Jesus' distinction between a focus on behavior (the Law) and spiritual truth shapes how we read the Bible. Does our reading of the Bible lead us to spiritual truth or to rules that focus on right-and- wrong behavior? Does our reading of the Bible lead us to the transformation of heart and mind (internal focus) or to what not to do (external focus on behavior)?

We probably cannot grasp how monumental Jesus' statement in the Sermon on the Mount was: "but I say to you." Jesus placed his teachings over the teachings of Moses and 1000 years of historical interpretation of the Law.

Jesus boldness shapes how we read the Bible. Jesus' life, teachings, and ministry (reflecting the character of God and the ways of God) become the guide to how we understand the Bible. Does our reading of the Bible reflect what Jesus taught and how Jesus lived?

How we read and use the Bible is vitally important! We would do well to give it our best thinking ... but that's my next blog.


Monday, April 1, 2019

Asking A Better Question

We who call ourselves Christians turn to the Bible for guidance. It is important to us if something is "biblical," that is, taught in the Bible.

In last week's post (Is It "Biblical"?, 3/25/19), I questioned this kind of thinking. I suggested that we were asking the wrong question when we asked "Is it biblical?"

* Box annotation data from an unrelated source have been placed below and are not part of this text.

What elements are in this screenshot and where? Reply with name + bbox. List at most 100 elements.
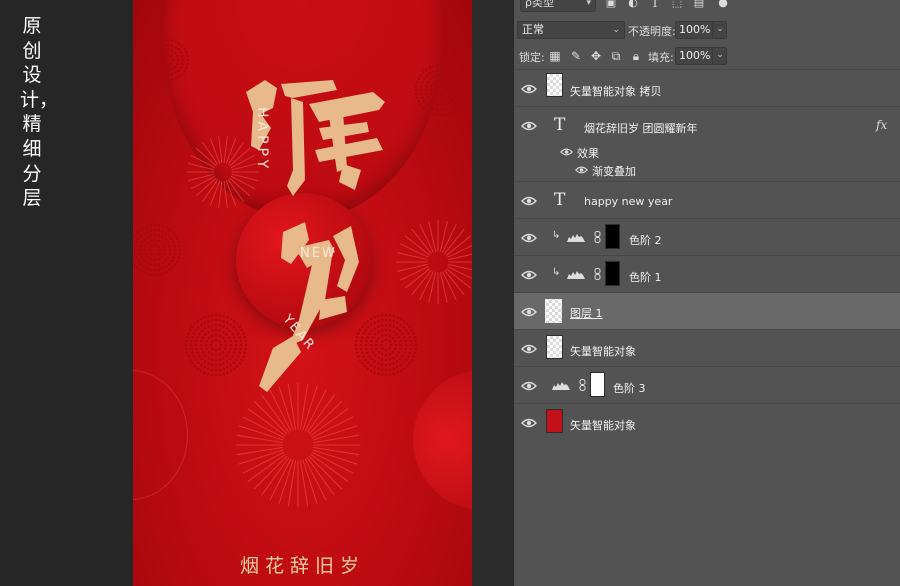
effect-row[interactable]: 渐变叠加 <box>514 161 900 179</box>
link-chain-icon[interactable] <box>594 231 601 243</box>
decor-dot <box>451 110 454 114</box>
decor-dot <box>203 315 206 319</box>
layer-name: 色阶 2 <box>629 234 662 247</box>
decor-dot <box>197 326 200 329</box>
eye-icon[interactable] <box>521 417 537 429</box>
decor-dot <box>170 237 173 241</box>
link-chain-icon[interactable] <box>579 379 586 391</box>
layer-mask-thumbnail[interactable] <box>590 372 605 397</box>
lock-position-icon[interactable]: ✥ <box>588 48 604 64</box>
layer-row[interactable]: 矢量智能对象 <box>514 329 900 366</box>
decor-dot <box>134 244 137 248</box>
decor-dot <box>425 74 429 78</box>
layer-mask-thumbnail[interactable] <box>605 261 620 286</box>
layer-row[interactable]: ↳ 色阶 2 <box>514 218 900 255</box>
decor-dot <box>414 339 418 343</box>
filter-adjustment-icon[interactable]: ◐ <box>626 0 640 10</box>
decor-dot <box>360 325 364 329</box>
decor-dot <box>229 369 233 373</box>
decor-dot <box>415 84 418 88</box>
firework-ray <box>223 136 228 164</box>
lock-artboard-icon[interactable]: ⧉ <box>608 48 624 64</box>
layer-row-selected[interactable]: 图层 1 <box>514 292 900 329</box>
decor-dot <box>454 68 457 72</box>
filter-smart-object-icon[interactable]: ▤ <box>692 0 706 10</box>
decor-dot <box>143 259 146 262</box>
layer-row[interactable]: ↳ 色阶 1 <box>514 255 900 292</box>
eye-icon[interactable] <box>575 165 588 175</box>
layer-row[interactable]: T 烟花辞旧岁 团圆耀新年 fx <box>514 106 900 143</box>
decor-dot <box>200 323 203 327</box>
decor-dot <box>206 372 210 376</box>
lock-paint-icon[interactable]: ✎ <box>568 48 584 64</box>
firework-right <box>396 220 472 304</box>
layer-row[interactable]: T happy new year <box>514 181 900 218</box>
lock-all-icon[interactable]: 🔒︎ <box>628 48 644 64</box>
lock-transparent-icon[interactable]: ▦ <box>547 48 563 64</box>
eye-icon[interactable] <box>521 83 537 95</box>
clipping-arrow-icon: ↳ <box>552 230 561 241</box>
decor-dot <box>186 355 190 358</box>
decor-dot <box>403 351 406 354</box>
decor-dot <box>177 48 180 51</box>
decor-dot <box>370 357 374 361</box>
decor-dot <box>218 324 222 327</box>
decor-dot <box>369 343 373 347</box>
decor-dot <box>449 88 453 92</box>
fx-icon[interactable]: fx <box>876 118 887 132</box>
eye-icon[interactable] <box>521 232 537 244</box>
decor-dot <box>377 330 380 334</box>
eye-icon[interactable] <box>521 343 537 355</box>
decor-dot <box>157 54 161 58</box>
effects-header-row[interactable]: 效果 <box>514 143 900 161</box>
decor-dot <box>366 336 369 339</box>
layer-row[interactable]: 矢量智能对象 <box>514 403 900 440</box>
layer-row[interactable]: 色阶 3 <box>514 366 900 403</box>
decor-dot <box>373 327 377 330</box>
eye-icon[interactable] <box>521 195 537 207</box>
eye-icon[interactable] <box>521 269 537 281</box>
decor-dot <box>162 49 166 53</box>
decor-dot <box>392 330 395 334</box>
decor-dot <box>394 343 398 347</box>
decor-dot <box>146 235 149 239</box>
happy-vertical-text: HAPPY <box>254 107 270 173</box>
decor-dot <box>388 329 392 332</box>
filter-kind-select[interactable]: ρ类型 ▾ <box>520 0 596 12</box>
decor-dot <box>174 71 177 75</box>
decor-dot <box>377 356 380 360</box>
decor-dot <box>229 343 233 347</box>
decor-dot <box>373 360 377 363</box>
decor-dot <box>417 100 421 103</box>
decor-dot <box>188 328 192 332</box>
decor-dot <box>431 112 435 116</box>
filter-toggle-icon[interactable]: ● <box>716 0 730 10</box>
decor-dot <box>151 58 155 62</box>
eye-icon[interactable] <box>521 306 537 318</box>
decor-dot <box>366 367 370 371</box>
decor-dot <box>439 73 443 77</box>
decor-dot <box>162 78 166 81</box>
decor-dot <box>356 355 360 358</box>
blend-mode-select[interactable]: 正常 ⌄ <box>517 21 625 39</box>
eye-icon[interactable] <box>560 147 573 157</box>
layer-mask-thumbnail[interactable] <box>605 224 620 249</box>
decor-dot <box>389 343 393 347</box>
decor-dot <box>188 358 192 362</box>
opacity-dropdown-button[interactable]: ⌄ <box>712 21 727 39</box>
decor-dot <box>177 256 181 260</box>
link-chain-icon[interactable] <box>594 268 601 280</box>
decor-dot <box>392 325 395 328</box>
filter-type-icon[interactable]: T <box>648 0 662 10</box>
decor-dot <box>421 81 424 84</box>
eye-icon[interactable] <box>521 380 537 392</box>
fill-dropdown-button[interactable]: ⌄ <box>712 47 727 65</box>
filter-pixel-icon[interactable]: ▣ <box>604 0 618 10</box>
filter-shape-icon[interactable]: ⬚ <box>670 0 684 10</box>
decor-dot <box>370 363 373 367</box>
eye-icon[interactable] <box>521 120 537 132</box>
decor-dot <box>396 321 399 325</box>
decor-dot <box>388 363 392 366</box>
decor-dot <box>159 40 162 43</box>
layer-row[interactable]: 矢量智能对象 拷贝 <box>514 69 900 106</box>
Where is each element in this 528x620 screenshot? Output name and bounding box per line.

We who call ourselves Christians often treat the Bible as though it is God's final, most complete self-revelation. We turn to it and quote it as though what the Bible says is the final word on what is true. We place our faith in its total reliability.

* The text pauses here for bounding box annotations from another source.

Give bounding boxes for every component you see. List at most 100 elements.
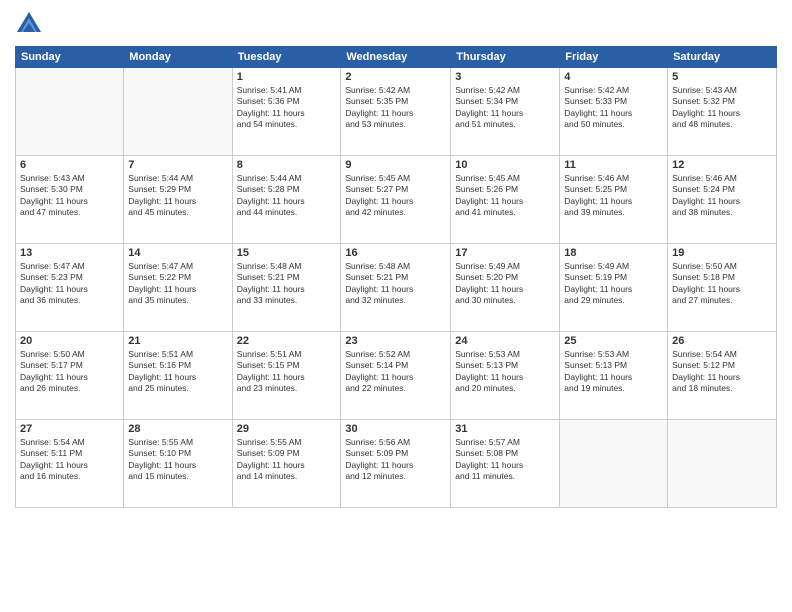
calendar-cell: 2 Sunrise: 5:42 AMSunset: 5:35 PMDaylight… [341, 68, 451, 156]
day-number: 4 [564, 71, 663, 83]
day-number: 18 [564, 247, 663, 259]
calendar-cell: 8 Sunrise: 5:44 AMSunset: 5:28 PMDaylight… [232, 156, 341, 244]
calendar-week-row: 27Sunrise: 5:54 AMSunset: 5:11 PMDayligh… [16, 420, 777, 508]
header [15, 10, 777, 38]
day-info: Sunrise: 5:44 AMSunset: 5:29 PMDaylight:… [128, 173, 227, 219]
weekday-header: Wednesday [341, 47, 451, 68]
calendar-cell: 28Sunrise: 5:55 AMSunset: 5:10 PMDayligh… [124, 420, 232, 508]
weekday-header: Saturday [668, 47, 777, 68]
day-number: 11 [564, 159, 663, 171]
day-info: Sunrise: 5:50 AMSunset: 5:18 PMDaylight:… [672, 261, 772, 307]
day-number: 22 [237, 335, 337, 347]
calendar-table: SundayMondayTuesdayWednesdayThursdayFrid… [15, 46, 777, 508]
day-info: Sunrise: 5:48 AMSunset: 5:21 PMDaylight:… [345, 261, 446, 307]
day-number: 5 [672, 71, 772, 83]
calendar-cell: 22 Sunrise: 5:51 AMSunset: 5:15 PMDayligh… [232, 332, 341, 420]
calendar-cell: 15Sunrise: 5:48 AMSunset: 5:21 PMDayligh… [232, 244, 341, 332]
day-info: Sunrise: 5:44 AMSunset: 5:28 PMDaylight:… [237, 173, 337, 219]
day-info: Sunrise: 5:53 AMSunset: 5:13 PMDaylight:… [455, 349, 555, 395]
day-number: 3 [455, 71, 555, 83]
day-info: Sunrise: 5:53 AMSunset: 5:13 PMDaylight:… [564, 349, 663, 395]
day-info: Sunrise: 5:42 AMSunset: 5:34 PMDaylight:… [455, 85, 555, 131]
day-number: 9 [345, 159, 446, 171]
calendar-cell: 29Sunrise: 5:55 AMSunset: 5:09 PMDayligh… [232, 420, 341, 508]
day-info: Sunrise: 5:51 AMSunset: 5:16 PMDaylight:… [128, 349, 227, 395]
day-number: 24 [455, 335, 555, 347]
weekday-header: Sunday [16, 47, 124, 68]
day-info: Sunrise: 5:49 AMSunset: 5:20 PMDaylight:… [455, 261, 555, 307]
calendar-week-row: 13Sunrise: 5:47 AMSunset: 5:23 PMDayligh… [16, 244, 777, 332]
day-number: 6 [20, 159, 119, 171]
calendar-cell: 20Sunrise: 5:50 AMSunset: 5:17 PMDayligh… [16, 332, 124, 420]
weekday-header: Thursday [451, 47, 560, 68]
day-info: Sunrise: 5:43 AMSunset: 5:30 PMDaylight:… [20, 173, 119, 219]
calendar-cell: 3 Sunrise: 5:42 AMSunset: 5:34 PMDaylight… [451, 68, 560, 156]
day-number: 2 [345, 71, 446, 83]
logo [15, 10, 47, 38]
calendar-week-row: 1 Sunrise: 5:41 AMSunset: 5:36 PMDaylight… [16, 68, 777, 156]
calendar-cell: 17 Sunrise: 5:49 AMSunset: 5:20 PMDayligh… [451, 244, 560, 332]
calendar-cell: 19 Sunrise: 5:50 AMSunset: 5:18 PMDayligh… [668, 244, 777, 332]
calendar-cell: 5 Sunrise: 5:43 AMSunset: 5:32 PMDaylight… [668, 68, 777, 156]
day-info: Sunrise: 5:43 AMSunset: 5:32 PMDaylight:… [672, 85, 772, 131]
calendar-cell: 14 Sunrise: 5:47 AMSunset: 5:22 PMDayligh… [124, 244, 232, 332]
day-info: Sunrise: 5:41 AMSunset: 5:36 PMDaylight:… [237, 85, 337, 131]
day-number: 10 [455, 159, 555, 171]
day-number: 19 [672, 247, 772, 259]
page: SundayMondayTuesdayWednesdayThursdayFrid… [0, 0, 792, 612]
calendar-cell: 7 Sunrise: 5:44 AMSunset: 5:29 PMDaylight… [124, 156, 232, 244]
day-info: Sunrise: 5:55 AMSunset: 5:09 PMDaylight:… [237, 437, 337, 483]
day-number: 21 [128, 335, 227, 347]
day-number: 7 [128, 159, 227, 171]
calendar-cell: 30 Sunrise: 5:56 AMSunset: 5:09 PMDayligh… [341, 420, 451, 508]
day-number: 1 [237, 71, 337, 83]
day-info: Sunrise: 5:54 AMSunset: 5:12 PMDaylight:… [672, 349, 772, 395]
day-number: 16 [345, 247, 446, 259]
day-number: 30 [345, 423, 446, 435]
day-info: Sunrise: 5:56 AMSunset: 5:09 PMDaylight:… [345, 437, 446, 483]
calendar-cell: 31Sunrise: 5:57 AMSunset: 5:08 PMDayligh… [451, 420, 560, 508]
calendar-week-row: 20Sunrise: 5:50 AMSunset: 5:17 PMDayligh… [16, 332, 777, 420]
day-info: Sunrise: 5:47 AMSunset: 5:22 PMDaylight:… [128, 261, 227, 307]
calendar-cell: 6 Sunrise: 5:43 AMSunset: 5:30 PMDaylight… [16, 156, 124, 244]
calendar-cell [16, 68, 124, 156]
day-info: Sunrise: 5:51 AMSunset: 5:15 PMDaylight:… [237, 349, 337, 395]
day-info: Sunrise: 5:48 AMSunset: 5:21 PMDaylight:… [237, 261, 337, 307]
day-number: 17 [455, 247, 555, 259]
calendar-cell: 18 Sunrise: 5:49 AMSunset: 5:19 PMDayligh… [560, 244, 668, 332]
weekday-header: Tuesday [232, 47, 341, 68]
calendar-cell: 24 Sunrise: 5:53 AMSunset: 5:13 PMDayligh… [451, 332, 560, 420]
weekday-header: Monday [124, 47, 232, 68]
day-info: Sunrise: 5:42 AMSunset: 5:33 PMDaylight:… [564, 85, 663, 131]
day-info: Sunrise: 5:46 AMSunset: 5:24 PMDaylight:… [672, 173, 772, 219]
calendar-cell: 27Sunrise: 5:54 AMSunset: 5:11 PMDayligh… [16, 420, 124, 508]
day-number: 13 [20, 247, 119, 259]
calendar-cell: 12 Sunrise: 5:46 AMSunset: 5:24 PMDayligh… [668, 156, 777, 244]
calendar-cell: 9 Sunrise: 5:45 AMSunset: 5:27 PMDaylight… [341, 156, 451, 244]
day-number: 8 [237, 159, 337, 171]
calendar-cell: 10 Sunrise: 5:45 AMSunset: 5:26 PMDayligh… [451, 156, 560, 244]
day-number: 26 [672, 335, 772, 347]
day-info: Sunrise: 5:42 AMSunset: 5:35 PMDaylight:… [345, 85, 446, 131]
day-number: 14 [128, 247, 227, 259]
calendar-cell [560, 420, 668, 508]
calendar-cell: 26 Sunrise: 5:54 AMSunset: 5:12 PMDayligh… [668, 332, 777, 420]
calendar-cell: 16 Sunrise: 5:48 AMSunset: 5:21 PMDayligh… [341, 244, 451, 332]
calendar-cell [124, 68, 232, 156]
day-number: 31 [455, 423, 555, 435]
calendar-cell: 25Sunrise: 5:53 AMSunset: 5:13 PMDayligh… [560, 332, 668, 420]
calendar-cell [668, 420, 777, 508]
day-info: Sunrise: 5:45 AMSunset: 5:26 PMDaylight:… [455, 173, 555, 219]
calendar-cell: 1 Sunrise: 5:41 AMSunset: 5:36 PMDaylight… [232, 68, 341, 156]
day-info: Sunrise: 5:52 AMSunset: 5:14 PMDaylight:… [345, 349, 446, 395]
weekday-header: Friday [560, 47, 668, 68]
day-info: Sunrise: 5:45 AMSunset: 5:27 PMDaylight:… [345, 173, 446, 219]
day-info: Sunrise: 5:55 AMSunset: 5:10 PMDaylight:… [128, 437, 227, 483]
calendar-cell: 11Sunrise: 5:46 AMSunset: 5:25 PMDayligh… [560, 156, 668, 244]
calendar-cell: 13Sunrise: 5:47 AMSunset: 5:23 PMDayligh… [16, 244, 124, 332]
day-info: Sunrise: 5:49 AMSunset: 5:19 PMDaylight:… [564, 261, 663, 307]
calendar-week-row: 6 Sunrise: 5:43 AMSunset: 5:30 PMDaylight… [16, 156, 777, 244]
calendar-header-row: SundayMondayTuesdayWednesdayThursdayFrid… [16, 47, 777, 68]
day-number: 12 [672, 159, 772, 171]
day-info: Sunrise: 5:50 AMSunset: 5:17 PMDaylight:… [20, 349, 119, 395]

In reality, the Bible is not God's most complete self-revelation. The Bible bears witness to - is the record of - God's most complete self-revelation. Jesus and Jesus alone was, is, and always will be the most complete revelation of God's nature and God's ways. Consider the testimony of the New Testament writers:
  • He (Jesus, the Son) is the reflection of God's glory and the exact imprint of God's very being (Hebrews 1:3, NRSV). 
  • The Word became flesh and lived among us, and we have seen his glory, the glory of a father's only son, full of grace and truth. No one has ever seen God. It is God the only Son ... who has made him known (John 1:14, 18).
  • Jesus speaking to his disciples: whoever has seen me has seen the Father (John 14:9).
  • He (Jesus, the Son) is the visible image of the invisible God. In him, all the fullness of God was pleased to dwell (Colossians 1:15, 19). 
The Biblical writers were clear. Jesus reveals God to us - God's nature and character (God's glory), God's ways, God's grace. If we want to know what God is like, we look at Jesus. If we want to know the ways of God, we turn to Jesus' teachings. If we want to know how to live God's ways, we look at how Jesus lived.

So we turn to the Bible ... to know what Jesus revealed to us about God! Whatever "truth" we identify must be in harmony with God's nature and character, in harmony with God's ways, an expression of God's grace. In other words, "biblical" truth will always be in harmony with who Jesus revealed God to be.

Some things in the Bible are an expression of our human nature, not God's nature ... of our ways, not God's ways. (I developed this thought in last week's post.) Our thinking, our understanding, our position might actually be "biblical," i.e., found in the Bible, but not in harmony with God's nature and character or an expression of God's ways of grace. Because it is "biblical," we think we are "right" when, in reality, we are out of step with God.

So, the better question to ask: is my understanding, my thinking, my position in harmony with the nature and character of God? is it an expression of God's ways of grace? is it in harmony with the life and teachings of Jesus? Is it Christlike?